Opera + Classical Music Reviews

LPO / Jurowski @ Royal Festival Hall, London

5 March 2016


Vladimir Jurowski(Photo: Vera Zhuravleva)

Vladimir Jurowski
(Photo: Vera Zhuravleva)

The London Philharmonic Orchestra and their principal conductor Vladimir Jurowski presented a programme of beguiling rarities, begging the question why they are not performed more often.In the case of Tchaikovsky’s Symphony No. 3 in D, the answer is simply that this 1875 work has been overshadowed by his three final mature symphonies. In his Third, Tchaikovsky grapples with his perennial problem of structure and development. The unusual inclusion of a fifth movement – the ‘Alla tedesca’ waltz, which comes second – can be explained by the fact that he was working on Swan Lake at the time, and its lilting balletic quality seemed to fit the bill. In the final movement – a fugue – the composer was at pains to prove that he could undertake complex writing, even if the end result is a little dry and academic. But in the three remaining movements we have some beautiful music that hints at the symphonies to come. The fine string and woodwind writing in the fourth movement resembles Mendelssohn’s A Midsummer Night’s Dream and was warmly realised by the LPO players. They also excelled in the wistful third movement. But it was in the opening Introduction and Allegro that Jurowski and his orchestra really peeled away the instrumental layers, exposing some wonderful woodwind and brass elements.

The unfamiliarity of Alexander von Zemlinksky’s Six Maeterlinck Songs can be put down to a serious neglect of this composer’s work. Less successful in his time than Mahler, and never part of the emerging Second Viennese School, Zemlinksky, like his contemporary Franz Schreker, has been shunted to the fringes of the post-Romantic movement. The brief but intense and exquisitely orchestrated Maeterlinck songs had a notable champion in mezzo-soprano Anne Sofie von Otter. Although she sounded overwhelmed by the orchestra in the first song, The Three Sisters, her audibility and strength of delivery picked up in the rest of the cycle. There was a more equal balance between voice and orchestra in the fifth, achingly expressive song, And should he return one day, with its delicate use of harp, celeste and glockenspiel, and in the final, ambiguous, She came towards the castle.
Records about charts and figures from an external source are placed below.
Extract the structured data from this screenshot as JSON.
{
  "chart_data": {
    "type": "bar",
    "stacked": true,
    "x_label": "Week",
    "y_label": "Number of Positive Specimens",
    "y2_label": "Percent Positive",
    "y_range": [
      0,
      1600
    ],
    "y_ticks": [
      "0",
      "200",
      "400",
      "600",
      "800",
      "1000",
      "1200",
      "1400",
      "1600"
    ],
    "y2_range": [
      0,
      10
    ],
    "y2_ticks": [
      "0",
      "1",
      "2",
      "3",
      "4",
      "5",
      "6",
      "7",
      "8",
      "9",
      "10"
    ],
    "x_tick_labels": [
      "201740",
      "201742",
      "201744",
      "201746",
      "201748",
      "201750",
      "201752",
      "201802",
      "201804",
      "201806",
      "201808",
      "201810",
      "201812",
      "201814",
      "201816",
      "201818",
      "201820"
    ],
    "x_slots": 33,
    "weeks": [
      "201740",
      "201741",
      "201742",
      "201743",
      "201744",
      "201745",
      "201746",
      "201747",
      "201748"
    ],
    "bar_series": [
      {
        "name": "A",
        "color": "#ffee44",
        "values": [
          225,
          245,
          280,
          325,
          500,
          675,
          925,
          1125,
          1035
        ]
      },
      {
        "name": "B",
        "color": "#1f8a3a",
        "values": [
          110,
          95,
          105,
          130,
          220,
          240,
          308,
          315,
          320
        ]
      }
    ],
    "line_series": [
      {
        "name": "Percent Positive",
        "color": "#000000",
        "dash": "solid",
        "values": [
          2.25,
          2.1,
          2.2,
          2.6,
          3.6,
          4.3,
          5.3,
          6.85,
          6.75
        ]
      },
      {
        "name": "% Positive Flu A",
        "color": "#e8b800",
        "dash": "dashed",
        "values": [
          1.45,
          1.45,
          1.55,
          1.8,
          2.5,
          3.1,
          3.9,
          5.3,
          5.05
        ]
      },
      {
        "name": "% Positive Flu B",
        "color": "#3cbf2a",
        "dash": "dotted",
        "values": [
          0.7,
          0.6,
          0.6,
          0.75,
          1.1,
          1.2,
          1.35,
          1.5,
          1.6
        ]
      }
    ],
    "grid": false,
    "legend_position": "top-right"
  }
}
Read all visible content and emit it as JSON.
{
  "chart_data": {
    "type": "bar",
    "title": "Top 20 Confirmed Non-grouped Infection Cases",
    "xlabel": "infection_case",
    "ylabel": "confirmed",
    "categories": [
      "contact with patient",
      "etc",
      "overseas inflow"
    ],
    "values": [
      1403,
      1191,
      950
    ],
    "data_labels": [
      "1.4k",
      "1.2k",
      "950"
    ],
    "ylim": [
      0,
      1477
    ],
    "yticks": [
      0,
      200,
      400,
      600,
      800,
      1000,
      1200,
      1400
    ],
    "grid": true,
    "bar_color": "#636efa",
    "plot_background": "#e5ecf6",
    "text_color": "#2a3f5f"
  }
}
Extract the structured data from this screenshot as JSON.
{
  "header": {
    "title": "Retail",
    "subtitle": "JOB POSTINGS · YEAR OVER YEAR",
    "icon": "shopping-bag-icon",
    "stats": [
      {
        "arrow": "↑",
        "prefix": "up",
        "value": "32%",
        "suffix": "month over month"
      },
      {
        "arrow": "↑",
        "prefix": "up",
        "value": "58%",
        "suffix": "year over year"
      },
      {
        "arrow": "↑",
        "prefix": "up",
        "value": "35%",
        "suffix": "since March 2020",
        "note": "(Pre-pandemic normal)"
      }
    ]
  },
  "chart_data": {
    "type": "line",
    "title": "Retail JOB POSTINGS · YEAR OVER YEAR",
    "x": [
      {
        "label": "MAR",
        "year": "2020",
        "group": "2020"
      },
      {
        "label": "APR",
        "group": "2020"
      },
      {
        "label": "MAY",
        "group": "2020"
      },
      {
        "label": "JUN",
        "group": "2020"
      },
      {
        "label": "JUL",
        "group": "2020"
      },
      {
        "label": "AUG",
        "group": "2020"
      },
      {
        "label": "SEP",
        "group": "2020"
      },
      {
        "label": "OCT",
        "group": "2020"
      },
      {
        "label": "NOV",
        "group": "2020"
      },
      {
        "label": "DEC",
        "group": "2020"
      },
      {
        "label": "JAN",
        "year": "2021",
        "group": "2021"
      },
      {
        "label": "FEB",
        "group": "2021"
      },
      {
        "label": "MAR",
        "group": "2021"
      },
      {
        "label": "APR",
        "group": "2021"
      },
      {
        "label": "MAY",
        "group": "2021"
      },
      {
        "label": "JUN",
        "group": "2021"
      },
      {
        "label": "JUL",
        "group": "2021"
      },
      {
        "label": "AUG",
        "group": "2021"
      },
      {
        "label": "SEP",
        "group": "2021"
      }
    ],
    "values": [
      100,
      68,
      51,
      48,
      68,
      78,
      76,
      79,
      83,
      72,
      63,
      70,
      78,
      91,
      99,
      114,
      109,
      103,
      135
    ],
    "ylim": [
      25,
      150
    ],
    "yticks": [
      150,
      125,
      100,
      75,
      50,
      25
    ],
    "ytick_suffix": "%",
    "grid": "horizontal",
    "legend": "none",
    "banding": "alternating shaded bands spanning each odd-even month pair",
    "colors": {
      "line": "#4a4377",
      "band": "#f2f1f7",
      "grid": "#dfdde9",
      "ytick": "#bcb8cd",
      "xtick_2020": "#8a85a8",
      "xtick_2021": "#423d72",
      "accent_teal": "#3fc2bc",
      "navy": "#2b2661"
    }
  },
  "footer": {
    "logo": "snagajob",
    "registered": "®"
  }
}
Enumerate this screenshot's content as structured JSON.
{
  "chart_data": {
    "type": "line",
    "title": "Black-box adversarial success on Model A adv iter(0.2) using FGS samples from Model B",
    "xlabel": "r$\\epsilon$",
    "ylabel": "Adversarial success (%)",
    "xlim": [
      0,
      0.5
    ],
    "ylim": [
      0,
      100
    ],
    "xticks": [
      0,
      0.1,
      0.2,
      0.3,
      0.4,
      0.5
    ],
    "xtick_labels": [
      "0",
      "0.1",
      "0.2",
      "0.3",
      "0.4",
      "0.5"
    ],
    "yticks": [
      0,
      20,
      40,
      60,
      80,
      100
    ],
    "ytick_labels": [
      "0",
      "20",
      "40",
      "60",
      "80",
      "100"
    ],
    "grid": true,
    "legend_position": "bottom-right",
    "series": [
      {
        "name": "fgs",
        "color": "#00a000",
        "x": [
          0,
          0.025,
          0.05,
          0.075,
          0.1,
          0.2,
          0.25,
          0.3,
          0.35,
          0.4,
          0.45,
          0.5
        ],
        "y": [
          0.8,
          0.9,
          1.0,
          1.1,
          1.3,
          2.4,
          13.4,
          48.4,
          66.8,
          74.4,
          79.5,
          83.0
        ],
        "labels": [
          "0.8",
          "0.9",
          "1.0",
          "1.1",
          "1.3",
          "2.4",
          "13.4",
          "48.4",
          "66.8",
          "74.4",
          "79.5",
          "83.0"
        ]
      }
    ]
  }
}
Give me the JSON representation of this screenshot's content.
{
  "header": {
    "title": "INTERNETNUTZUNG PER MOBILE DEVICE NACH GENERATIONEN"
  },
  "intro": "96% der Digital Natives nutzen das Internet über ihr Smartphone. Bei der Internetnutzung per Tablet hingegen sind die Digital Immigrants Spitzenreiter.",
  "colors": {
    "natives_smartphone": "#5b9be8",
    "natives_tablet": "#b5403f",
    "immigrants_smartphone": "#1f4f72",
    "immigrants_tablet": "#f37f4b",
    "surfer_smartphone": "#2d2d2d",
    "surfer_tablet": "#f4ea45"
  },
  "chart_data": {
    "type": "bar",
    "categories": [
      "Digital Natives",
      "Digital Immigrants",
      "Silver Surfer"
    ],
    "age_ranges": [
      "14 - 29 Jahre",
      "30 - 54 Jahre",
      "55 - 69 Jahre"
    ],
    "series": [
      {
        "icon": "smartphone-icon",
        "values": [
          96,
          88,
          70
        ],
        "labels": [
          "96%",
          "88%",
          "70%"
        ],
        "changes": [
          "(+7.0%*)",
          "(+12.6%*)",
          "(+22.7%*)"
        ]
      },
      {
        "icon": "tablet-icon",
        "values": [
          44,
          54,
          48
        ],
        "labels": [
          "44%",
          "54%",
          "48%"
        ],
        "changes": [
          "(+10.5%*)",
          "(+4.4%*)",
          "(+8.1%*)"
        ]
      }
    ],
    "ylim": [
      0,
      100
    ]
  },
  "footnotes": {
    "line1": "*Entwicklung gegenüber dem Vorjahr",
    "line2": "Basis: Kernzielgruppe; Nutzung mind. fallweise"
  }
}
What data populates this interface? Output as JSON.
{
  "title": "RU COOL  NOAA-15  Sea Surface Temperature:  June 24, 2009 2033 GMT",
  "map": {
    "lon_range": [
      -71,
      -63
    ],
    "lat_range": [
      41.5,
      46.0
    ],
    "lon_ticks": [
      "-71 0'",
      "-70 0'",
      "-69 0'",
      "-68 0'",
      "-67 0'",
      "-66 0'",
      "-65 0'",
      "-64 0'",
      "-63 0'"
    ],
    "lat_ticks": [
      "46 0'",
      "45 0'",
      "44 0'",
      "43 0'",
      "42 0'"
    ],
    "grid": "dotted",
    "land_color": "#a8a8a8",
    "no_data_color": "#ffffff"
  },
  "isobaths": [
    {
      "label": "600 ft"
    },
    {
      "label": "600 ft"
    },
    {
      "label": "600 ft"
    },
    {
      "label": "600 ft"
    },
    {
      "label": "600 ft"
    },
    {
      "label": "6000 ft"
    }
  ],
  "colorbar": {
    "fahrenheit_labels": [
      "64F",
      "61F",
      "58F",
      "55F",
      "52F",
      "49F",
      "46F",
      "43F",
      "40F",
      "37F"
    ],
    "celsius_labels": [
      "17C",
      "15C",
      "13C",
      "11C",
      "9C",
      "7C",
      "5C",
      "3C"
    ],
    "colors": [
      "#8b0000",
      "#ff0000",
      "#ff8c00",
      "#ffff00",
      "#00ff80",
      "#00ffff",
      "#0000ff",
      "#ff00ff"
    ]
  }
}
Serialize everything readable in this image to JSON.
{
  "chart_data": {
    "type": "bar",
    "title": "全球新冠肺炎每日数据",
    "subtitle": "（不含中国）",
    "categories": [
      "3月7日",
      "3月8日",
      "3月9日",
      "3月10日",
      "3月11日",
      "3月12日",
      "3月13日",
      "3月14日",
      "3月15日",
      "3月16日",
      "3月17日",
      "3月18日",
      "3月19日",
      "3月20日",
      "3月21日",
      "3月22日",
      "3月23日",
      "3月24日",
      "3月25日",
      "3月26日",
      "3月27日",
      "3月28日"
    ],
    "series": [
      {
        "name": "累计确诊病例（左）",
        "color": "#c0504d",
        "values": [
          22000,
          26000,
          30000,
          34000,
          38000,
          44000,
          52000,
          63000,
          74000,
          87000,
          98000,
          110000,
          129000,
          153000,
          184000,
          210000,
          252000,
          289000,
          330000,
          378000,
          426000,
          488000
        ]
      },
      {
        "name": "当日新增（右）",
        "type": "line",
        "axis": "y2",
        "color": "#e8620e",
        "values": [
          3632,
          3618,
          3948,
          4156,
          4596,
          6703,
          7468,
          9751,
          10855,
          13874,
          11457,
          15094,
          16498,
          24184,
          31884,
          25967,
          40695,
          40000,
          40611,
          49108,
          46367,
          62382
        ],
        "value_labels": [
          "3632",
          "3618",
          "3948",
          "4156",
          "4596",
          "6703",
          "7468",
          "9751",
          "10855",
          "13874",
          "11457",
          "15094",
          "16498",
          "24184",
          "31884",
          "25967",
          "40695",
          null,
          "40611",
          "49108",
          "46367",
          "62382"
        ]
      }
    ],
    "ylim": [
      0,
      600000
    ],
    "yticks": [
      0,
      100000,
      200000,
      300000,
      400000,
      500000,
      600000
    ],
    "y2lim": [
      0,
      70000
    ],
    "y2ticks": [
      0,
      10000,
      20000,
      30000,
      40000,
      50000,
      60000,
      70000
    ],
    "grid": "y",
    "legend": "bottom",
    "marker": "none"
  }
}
Karol Szymanowski’s Stabat Mater (1929) rarely gets a hearing because of its monumental size and relatively short duration. The fact that the text is in Polish (although a Latin text exists) also makes it a challenge to perform convincingly. The LPO and Chorus were fortunate in having two fine singers for the principal solo parts – soprano Elżbieta Szmytka and baritone Andrej Dobber, who were joined by Anne Sofie von Otter for the smaller mezzo part. The LPO Choir seemed to manage the language well, and they brought power and authenticity to the music. The hushed, quietly devotional, fourth movement was sung with the kind of ‘peasant’ simplicity that Szymanowski intended, while the fifth movement thundered forwards with an apocalyptic urgency. All three soloists, chorus and orchestra were united in the final section, with its tender, but troublingly ominous, message of resignation and acceptance.